NZa publiceert interne documenten over informatie-uitvraag

De Nederlandse Zorgautoriteit (NZa) heeft naar aanleiding van een verzoek om informatie volgens de Wet open overheid (Woo) diverse interne documenten verstrekt. Deze documenten gaan over de besluitvorming binnen de NZa rond de informatie-uitvraag in de geestelijke gezondheidszorg in 2018. In dat jaar besloot de NZa om niet langer gedetailleerde informatie over de diagnose op te vragen, maar de informatie te beperken tot het hoofddiagnoseniveau. De documenten zijn terug te lezen op ons documentenplatform

Beeld: ©ISK

Privacy hoog in het vaandel

De NZa heeft op grond van de Wet marktordening gezondheidszorg de wettelijke taak om markttoezicht en marktontwikkeling uit te voeren. Een belangrijke bevoegdheid hierbij is het opvragen van informatie die van belang is voor de uitvoering van die wettelijke taken. In 2018 is geconcludeerd dat de bekostiging in de toekomst niet gebaseerd zou worden op de gedetailleerde informatie uit de DSM-diagnose en dat de gegevens niet meer nodig zouden zijn voor onderhoud van de bekostigingssystematiek.
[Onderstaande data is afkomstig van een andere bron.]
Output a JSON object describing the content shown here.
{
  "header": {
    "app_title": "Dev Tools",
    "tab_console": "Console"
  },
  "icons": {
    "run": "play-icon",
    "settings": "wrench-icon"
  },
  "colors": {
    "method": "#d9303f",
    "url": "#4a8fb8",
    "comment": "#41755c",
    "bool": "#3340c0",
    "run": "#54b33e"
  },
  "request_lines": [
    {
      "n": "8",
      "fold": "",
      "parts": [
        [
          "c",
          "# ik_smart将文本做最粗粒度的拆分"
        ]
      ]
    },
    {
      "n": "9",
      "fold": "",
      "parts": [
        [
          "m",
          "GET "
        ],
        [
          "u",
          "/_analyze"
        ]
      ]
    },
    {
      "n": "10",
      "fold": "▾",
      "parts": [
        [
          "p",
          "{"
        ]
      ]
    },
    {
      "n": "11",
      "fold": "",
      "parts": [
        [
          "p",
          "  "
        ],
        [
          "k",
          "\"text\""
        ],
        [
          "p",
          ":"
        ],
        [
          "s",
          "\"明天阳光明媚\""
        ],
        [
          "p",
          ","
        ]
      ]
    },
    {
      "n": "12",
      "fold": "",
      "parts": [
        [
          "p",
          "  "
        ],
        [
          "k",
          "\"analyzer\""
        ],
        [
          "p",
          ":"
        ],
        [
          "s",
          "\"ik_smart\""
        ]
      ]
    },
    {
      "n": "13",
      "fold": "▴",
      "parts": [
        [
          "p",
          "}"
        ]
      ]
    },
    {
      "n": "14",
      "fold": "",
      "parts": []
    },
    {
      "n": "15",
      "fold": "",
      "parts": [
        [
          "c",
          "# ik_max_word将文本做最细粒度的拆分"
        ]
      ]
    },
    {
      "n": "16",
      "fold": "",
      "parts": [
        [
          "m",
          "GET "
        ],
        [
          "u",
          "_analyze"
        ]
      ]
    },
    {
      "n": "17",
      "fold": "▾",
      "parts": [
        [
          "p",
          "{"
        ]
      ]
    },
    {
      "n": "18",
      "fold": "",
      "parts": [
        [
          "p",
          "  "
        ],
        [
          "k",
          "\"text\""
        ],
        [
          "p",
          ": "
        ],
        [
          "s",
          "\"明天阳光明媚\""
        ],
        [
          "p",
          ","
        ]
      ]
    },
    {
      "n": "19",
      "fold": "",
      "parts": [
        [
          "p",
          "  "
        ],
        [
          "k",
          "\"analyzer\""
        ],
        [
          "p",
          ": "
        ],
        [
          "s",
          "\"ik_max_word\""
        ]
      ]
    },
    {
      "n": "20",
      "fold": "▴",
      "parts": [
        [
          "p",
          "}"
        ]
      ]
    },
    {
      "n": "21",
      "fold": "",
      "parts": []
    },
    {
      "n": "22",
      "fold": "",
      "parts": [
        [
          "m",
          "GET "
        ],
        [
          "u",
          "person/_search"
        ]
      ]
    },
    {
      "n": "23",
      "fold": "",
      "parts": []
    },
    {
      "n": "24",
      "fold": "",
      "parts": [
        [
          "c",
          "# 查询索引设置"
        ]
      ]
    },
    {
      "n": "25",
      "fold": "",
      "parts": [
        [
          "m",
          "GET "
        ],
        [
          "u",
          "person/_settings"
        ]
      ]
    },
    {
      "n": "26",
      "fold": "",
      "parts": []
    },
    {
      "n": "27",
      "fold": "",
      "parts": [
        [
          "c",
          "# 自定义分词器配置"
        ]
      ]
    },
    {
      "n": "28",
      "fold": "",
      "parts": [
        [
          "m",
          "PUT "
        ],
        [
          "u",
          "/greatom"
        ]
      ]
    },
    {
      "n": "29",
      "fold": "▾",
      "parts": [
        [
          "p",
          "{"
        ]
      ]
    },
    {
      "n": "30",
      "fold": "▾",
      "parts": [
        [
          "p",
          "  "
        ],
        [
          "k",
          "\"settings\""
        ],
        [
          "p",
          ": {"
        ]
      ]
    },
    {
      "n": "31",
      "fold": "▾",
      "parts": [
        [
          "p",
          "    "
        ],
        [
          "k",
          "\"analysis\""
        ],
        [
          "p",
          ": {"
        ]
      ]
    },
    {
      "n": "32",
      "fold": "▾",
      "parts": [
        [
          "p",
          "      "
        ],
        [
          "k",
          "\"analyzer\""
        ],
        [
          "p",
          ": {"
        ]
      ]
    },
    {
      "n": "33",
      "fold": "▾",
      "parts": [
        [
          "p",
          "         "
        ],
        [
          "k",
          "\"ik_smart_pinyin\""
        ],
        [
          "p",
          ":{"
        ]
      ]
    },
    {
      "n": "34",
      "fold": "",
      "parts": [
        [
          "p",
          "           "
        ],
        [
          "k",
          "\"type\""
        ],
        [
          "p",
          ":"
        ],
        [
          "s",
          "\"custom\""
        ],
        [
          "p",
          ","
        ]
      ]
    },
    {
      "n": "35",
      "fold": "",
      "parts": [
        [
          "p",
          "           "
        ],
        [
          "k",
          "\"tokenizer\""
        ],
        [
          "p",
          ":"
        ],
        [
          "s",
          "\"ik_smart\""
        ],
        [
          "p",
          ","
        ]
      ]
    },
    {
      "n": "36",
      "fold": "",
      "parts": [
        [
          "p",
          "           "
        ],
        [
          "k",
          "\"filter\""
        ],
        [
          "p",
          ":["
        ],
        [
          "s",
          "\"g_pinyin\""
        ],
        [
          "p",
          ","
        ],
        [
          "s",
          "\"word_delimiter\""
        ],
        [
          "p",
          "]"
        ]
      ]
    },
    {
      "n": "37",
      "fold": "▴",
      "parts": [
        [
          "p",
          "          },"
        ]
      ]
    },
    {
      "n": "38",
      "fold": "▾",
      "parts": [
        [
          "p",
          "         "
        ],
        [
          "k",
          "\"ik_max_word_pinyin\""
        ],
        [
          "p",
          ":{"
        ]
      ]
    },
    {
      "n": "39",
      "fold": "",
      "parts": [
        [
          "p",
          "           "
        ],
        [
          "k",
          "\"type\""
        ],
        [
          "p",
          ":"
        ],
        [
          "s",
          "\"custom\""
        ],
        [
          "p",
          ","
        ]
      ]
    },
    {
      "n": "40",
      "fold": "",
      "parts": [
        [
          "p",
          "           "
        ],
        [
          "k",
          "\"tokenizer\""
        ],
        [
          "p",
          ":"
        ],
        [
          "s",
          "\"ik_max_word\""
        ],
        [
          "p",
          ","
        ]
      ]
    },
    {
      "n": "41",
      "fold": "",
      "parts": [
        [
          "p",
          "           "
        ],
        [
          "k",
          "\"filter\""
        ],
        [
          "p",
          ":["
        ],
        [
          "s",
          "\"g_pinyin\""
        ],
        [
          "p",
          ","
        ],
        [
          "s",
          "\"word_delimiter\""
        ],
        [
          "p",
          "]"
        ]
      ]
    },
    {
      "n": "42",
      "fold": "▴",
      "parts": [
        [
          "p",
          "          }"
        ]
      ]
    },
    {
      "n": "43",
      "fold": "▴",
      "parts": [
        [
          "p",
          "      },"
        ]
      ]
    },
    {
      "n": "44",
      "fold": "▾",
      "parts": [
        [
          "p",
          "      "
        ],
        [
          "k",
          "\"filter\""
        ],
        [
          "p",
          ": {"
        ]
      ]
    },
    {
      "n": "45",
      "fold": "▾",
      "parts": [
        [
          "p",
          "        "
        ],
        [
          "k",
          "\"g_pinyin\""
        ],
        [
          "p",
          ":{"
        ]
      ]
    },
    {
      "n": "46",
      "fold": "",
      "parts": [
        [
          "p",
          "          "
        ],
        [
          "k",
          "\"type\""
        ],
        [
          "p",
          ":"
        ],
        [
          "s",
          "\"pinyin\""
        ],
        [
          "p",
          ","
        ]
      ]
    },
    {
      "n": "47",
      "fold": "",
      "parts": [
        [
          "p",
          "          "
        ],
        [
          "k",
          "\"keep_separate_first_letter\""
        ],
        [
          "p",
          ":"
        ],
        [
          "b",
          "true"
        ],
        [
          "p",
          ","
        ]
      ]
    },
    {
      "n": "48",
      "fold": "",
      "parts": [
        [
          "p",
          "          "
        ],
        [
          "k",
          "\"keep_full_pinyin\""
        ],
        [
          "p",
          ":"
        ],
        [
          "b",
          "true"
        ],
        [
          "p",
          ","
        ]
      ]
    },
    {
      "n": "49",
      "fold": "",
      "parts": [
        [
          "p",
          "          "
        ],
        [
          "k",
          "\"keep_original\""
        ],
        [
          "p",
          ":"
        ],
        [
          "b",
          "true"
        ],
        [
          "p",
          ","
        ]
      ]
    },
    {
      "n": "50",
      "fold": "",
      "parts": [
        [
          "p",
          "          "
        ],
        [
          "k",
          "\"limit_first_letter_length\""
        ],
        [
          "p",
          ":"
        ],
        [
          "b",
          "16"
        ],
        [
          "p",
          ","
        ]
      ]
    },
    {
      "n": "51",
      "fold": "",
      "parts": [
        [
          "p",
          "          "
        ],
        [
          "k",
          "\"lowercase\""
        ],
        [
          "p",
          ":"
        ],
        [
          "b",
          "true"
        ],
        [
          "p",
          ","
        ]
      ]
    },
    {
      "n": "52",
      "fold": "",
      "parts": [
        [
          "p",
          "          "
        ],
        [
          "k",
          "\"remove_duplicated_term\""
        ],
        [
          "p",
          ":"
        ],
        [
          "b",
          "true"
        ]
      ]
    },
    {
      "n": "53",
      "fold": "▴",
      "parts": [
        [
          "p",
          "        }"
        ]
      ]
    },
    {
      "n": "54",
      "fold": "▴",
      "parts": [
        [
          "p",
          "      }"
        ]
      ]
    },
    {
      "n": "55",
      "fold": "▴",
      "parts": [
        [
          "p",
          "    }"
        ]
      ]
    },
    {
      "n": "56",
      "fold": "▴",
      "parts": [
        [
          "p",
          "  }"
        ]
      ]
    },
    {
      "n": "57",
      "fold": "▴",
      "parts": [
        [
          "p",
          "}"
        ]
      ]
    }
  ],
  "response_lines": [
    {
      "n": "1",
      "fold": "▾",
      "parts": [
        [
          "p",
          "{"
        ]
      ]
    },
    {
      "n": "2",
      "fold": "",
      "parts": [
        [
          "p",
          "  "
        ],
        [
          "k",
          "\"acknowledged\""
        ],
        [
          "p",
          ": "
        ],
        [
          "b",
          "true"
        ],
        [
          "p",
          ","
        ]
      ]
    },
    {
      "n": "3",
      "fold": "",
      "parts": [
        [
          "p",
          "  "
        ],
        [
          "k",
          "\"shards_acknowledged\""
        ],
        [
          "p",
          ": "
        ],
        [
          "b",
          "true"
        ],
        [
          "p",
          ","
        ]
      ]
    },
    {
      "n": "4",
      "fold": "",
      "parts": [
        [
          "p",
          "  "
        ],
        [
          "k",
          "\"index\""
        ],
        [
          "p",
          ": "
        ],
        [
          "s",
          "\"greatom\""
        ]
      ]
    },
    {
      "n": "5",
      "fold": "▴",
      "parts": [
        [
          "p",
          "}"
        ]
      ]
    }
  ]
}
In plaats daarvan is met het veld gewerkt aan een gegevensset die meer zegt over de zorgvraag van de patiënt zoals nu opgevraagd wordt in het kader van het zorgprestatiemodel. De NZa heeft privacy hoog in het vaandel staan bij het verwerken van persoonsgegevens. Bij informatie-uitvragen stellen we ons steeds de vraag of het noodzakelijk en proportioneel is. Daarom is toen besloten om de uitvraag te beperken op hoofddiagnoseniveau. 

Minimale gegevensuitvraag

Privacy is een onderwerp dat zich voortdurend ontwikkelt en we houden dit continu in de gaten. Waar nodig worden regels aangepast en bijgestuurd. De afdelingen van de NZa kunnen van mening verschillen over welke gegevens nuttig zijn voor de verschillende werkzaamheden. Uit de gepubliceerde documenten blijkt dat de NZa bij dit soort vraagstukken verschillende gezichtspunten laat meewegen om tot een zorgvuldig besluit te komen. Ook bij het zoeken naar de balans tussen de informatie die we nodig hebben om ons werk te doen en de bescherming van de privacy. De uitkomst is dat de NZa niet meer gegevens opvraagt dan nodig is voor het uitvoeren van onze wettelijke taken.